DawnSearch is an open source distributed web search engine that searches by meaning. It can index the Common Crawl data. It uses semantic search (searching on meaning), using all-MiniLM-L6-v2. It uses USearch for vector search. DawnSearch is written in Rust. DawnSearch is licensed AGPLv3.0+.
A public instance is available at dawnsearch.org.
This will build and run DawnSearch on a recent Ubuntu, without GPU acceleration.

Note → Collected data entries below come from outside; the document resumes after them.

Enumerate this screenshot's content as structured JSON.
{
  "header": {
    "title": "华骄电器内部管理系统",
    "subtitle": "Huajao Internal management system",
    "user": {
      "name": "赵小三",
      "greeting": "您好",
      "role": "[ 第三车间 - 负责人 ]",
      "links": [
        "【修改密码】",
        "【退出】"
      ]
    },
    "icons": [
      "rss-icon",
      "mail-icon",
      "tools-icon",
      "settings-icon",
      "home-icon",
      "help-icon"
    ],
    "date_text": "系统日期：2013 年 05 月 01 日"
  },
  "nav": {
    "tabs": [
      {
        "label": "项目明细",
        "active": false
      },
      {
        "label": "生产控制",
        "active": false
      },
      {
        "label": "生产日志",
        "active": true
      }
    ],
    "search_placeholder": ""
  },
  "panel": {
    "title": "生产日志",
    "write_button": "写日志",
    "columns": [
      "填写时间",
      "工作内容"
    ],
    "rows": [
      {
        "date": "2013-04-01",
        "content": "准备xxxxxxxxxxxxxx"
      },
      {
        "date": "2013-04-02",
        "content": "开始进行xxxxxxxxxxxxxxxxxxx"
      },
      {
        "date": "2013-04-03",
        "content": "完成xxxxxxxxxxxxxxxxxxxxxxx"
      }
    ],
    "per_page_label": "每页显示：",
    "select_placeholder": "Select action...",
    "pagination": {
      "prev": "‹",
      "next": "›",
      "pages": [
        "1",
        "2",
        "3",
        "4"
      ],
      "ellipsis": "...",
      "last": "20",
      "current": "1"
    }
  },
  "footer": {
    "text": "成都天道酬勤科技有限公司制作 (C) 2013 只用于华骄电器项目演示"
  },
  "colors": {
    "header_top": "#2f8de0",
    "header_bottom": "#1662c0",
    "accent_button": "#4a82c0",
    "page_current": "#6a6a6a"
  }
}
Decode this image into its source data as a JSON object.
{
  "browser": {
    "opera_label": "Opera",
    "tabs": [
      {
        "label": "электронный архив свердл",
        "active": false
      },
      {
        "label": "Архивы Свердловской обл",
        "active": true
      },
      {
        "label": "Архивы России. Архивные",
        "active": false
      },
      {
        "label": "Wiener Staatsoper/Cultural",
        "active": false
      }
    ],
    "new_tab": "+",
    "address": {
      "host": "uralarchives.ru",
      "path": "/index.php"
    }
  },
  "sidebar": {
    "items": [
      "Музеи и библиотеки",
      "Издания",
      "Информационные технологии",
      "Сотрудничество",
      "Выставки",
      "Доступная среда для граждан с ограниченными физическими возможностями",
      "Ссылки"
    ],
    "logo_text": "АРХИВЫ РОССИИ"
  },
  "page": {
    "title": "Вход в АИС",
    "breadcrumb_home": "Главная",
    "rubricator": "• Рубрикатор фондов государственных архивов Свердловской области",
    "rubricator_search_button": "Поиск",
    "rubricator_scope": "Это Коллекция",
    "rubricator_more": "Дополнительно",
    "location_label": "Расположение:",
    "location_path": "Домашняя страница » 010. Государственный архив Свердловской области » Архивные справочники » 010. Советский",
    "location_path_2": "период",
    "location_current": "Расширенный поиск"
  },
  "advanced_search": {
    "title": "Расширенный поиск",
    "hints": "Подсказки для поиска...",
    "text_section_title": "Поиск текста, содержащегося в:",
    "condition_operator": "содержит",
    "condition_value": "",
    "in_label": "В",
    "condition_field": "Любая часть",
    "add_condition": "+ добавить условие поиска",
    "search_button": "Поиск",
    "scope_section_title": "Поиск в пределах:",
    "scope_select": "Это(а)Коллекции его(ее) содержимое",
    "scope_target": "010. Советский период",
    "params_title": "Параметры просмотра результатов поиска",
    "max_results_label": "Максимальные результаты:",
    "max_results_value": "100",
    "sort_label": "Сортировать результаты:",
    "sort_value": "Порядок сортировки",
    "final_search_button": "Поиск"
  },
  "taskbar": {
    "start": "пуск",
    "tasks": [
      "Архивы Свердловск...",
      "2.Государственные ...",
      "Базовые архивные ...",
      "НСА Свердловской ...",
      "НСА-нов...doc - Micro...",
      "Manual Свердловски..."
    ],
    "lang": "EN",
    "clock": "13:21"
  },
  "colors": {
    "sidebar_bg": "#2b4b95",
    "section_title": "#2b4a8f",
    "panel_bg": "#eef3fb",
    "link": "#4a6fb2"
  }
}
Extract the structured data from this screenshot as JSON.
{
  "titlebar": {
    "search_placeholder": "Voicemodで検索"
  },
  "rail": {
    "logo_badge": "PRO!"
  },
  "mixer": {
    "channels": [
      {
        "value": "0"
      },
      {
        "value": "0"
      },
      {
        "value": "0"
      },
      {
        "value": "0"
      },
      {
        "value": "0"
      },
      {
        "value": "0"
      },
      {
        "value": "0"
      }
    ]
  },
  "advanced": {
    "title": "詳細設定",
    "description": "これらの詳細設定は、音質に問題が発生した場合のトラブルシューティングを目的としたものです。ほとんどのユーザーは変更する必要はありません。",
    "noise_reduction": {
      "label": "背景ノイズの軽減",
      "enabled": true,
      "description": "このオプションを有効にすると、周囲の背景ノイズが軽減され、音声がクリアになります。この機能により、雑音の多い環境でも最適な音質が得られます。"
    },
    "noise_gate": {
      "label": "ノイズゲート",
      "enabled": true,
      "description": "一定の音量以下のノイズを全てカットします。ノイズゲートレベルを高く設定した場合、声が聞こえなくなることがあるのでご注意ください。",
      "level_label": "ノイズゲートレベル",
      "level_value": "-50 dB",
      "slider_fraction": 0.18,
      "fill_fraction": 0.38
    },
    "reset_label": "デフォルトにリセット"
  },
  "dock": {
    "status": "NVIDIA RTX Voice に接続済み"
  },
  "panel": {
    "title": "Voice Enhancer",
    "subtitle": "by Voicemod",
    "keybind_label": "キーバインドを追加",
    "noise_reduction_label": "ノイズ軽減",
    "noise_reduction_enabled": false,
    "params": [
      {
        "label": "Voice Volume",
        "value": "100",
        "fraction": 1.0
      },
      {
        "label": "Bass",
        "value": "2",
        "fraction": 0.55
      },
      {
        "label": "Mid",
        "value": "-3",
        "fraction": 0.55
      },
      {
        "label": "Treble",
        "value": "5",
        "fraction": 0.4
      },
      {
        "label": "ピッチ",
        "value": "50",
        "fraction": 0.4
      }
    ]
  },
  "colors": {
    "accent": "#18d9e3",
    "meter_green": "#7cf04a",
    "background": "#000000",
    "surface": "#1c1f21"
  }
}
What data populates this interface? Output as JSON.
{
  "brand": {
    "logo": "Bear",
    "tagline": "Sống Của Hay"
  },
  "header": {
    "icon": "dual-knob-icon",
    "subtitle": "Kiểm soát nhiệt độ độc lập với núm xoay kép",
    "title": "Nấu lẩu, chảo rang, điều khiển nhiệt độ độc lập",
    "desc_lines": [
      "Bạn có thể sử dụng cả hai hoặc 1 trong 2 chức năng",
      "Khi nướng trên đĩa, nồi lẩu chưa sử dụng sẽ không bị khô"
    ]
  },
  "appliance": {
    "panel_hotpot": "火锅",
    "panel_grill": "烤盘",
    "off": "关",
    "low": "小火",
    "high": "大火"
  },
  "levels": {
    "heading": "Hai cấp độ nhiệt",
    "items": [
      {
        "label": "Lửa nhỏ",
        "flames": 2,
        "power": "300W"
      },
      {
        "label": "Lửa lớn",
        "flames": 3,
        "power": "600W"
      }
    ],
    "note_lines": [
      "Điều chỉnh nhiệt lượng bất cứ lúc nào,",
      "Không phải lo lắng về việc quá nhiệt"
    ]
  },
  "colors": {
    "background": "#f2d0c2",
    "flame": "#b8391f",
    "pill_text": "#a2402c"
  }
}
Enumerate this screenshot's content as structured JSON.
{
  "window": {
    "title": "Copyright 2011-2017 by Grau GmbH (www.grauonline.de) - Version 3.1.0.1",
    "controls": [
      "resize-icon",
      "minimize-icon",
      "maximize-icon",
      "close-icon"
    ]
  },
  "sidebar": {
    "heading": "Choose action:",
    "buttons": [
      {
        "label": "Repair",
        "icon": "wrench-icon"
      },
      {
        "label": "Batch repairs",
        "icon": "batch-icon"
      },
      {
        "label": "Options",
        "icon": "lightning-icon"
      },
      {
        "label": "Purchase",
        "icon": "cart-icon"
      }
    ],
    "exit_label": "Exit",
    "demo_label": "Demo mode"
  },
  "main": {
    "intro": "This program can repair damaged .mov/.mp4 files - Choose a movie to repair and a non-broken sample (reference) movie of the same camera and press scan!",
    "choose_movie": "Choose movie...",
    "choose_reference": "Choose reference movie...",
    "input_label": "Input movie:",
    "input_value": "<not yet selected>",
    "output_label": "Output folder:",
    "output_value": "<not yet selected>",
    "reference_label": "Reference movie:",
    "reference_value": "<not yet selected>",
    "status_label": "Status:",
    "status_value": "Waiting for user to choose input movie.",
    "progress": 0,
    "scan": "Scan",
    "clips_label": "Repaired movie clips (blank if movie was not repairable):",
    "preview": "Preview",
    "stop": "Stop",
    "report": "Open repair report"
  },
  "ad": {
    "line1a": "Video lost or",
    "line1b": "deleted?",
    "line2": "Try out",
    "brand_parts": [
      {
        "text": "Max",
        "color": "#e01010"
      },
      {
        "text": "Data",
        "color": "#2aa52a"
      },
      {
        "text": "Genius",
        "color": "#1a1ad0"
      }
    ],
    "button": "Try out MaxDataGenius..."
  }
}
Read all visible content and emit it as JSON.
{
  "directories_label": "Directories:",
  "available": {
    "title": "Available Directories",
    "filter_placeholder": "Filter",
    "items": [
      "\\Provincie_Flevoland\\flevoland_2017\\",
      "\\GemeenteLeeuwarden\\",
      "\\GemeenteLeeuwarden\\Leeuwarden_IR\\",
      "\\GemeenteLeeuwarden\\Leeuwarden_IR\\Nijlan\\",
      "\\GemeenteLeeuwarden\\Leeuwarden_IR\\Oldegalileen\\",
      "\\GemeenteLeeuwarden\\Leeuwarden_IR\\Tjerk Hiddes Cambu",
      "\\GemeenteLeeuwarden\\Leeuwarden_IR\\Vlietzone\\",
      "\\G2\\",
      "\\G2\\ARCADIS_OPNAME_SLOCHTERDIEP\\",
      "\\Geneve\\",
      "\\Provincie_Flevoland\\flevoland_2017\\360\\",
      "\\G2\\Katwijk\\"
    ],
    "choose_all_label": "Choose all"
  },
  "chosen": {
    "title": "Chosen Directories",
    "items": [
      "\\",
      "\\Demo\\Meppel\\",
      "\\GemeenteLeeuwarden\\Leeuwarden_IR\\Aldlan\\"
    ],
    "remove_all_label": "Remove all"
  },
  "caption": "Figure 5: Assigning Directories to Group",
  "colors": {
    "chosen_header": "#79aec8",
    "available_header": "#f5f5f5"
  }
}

sudo apt-get update && sudo apt-get install -y build-essential libssl-dev pkg-config python3-pip
# Install rust if you don't have it already:
curl --proto '=https' --tlsv1.2 -sSf https://sh.rustup.rs | sh
pip3 install torch==2.0.0 --index-url https://download.pytorch.org/whl/cpu
Now we need to make sure the build system can find PyTorch. We search for the package:
pip3 show torch
This prints the following:
Name: torch
Version: 2.0.0
Summary: Tensors and Dynamic neural networks in Python with strong GPU acceleration
Home-page: https://pytorch.org/
Author: PyTorch Team
Author-email: packages@pytorch.org
License: BSD-3
Location: /home/ubuntu/.local/lib/python3.10/site-packages
Requires: filelock, jinja2, networkx, sympy, typing-extensions
Required-by:
Using the path from 'Location', put this in .bashrc. Note that you need to append '/torch'.
export LIBTORCH=/home/ubuntu/.local/lib/python3.10/site-packages/torch
export LD_LIBRARY_PATH=${LIBTORCH}/lib:$LD_LIBRARY_PATH
We can now load the new environment variables and build:
source ~/.bashrc
mv DawnSearch.toml.example DawnSearch.toml
cargo run --release
If you want to upgrade to GPU acceleration try this:
pip3 install torch==2.0.0
cargo clean
cargo run --release
Alternatively, follow the steps as documented for the tch crate.
Feel free to open an issue if you encounter problems!
You can configure DawnSearch through DawnSearch.toml or through environment variables like DAWNSEARCHINDEXCC.
Please open issues, or create pull requests. Note that DawnSearch is licensed AGPLv3.0+ or later, which is slightly unusual for a Rust project.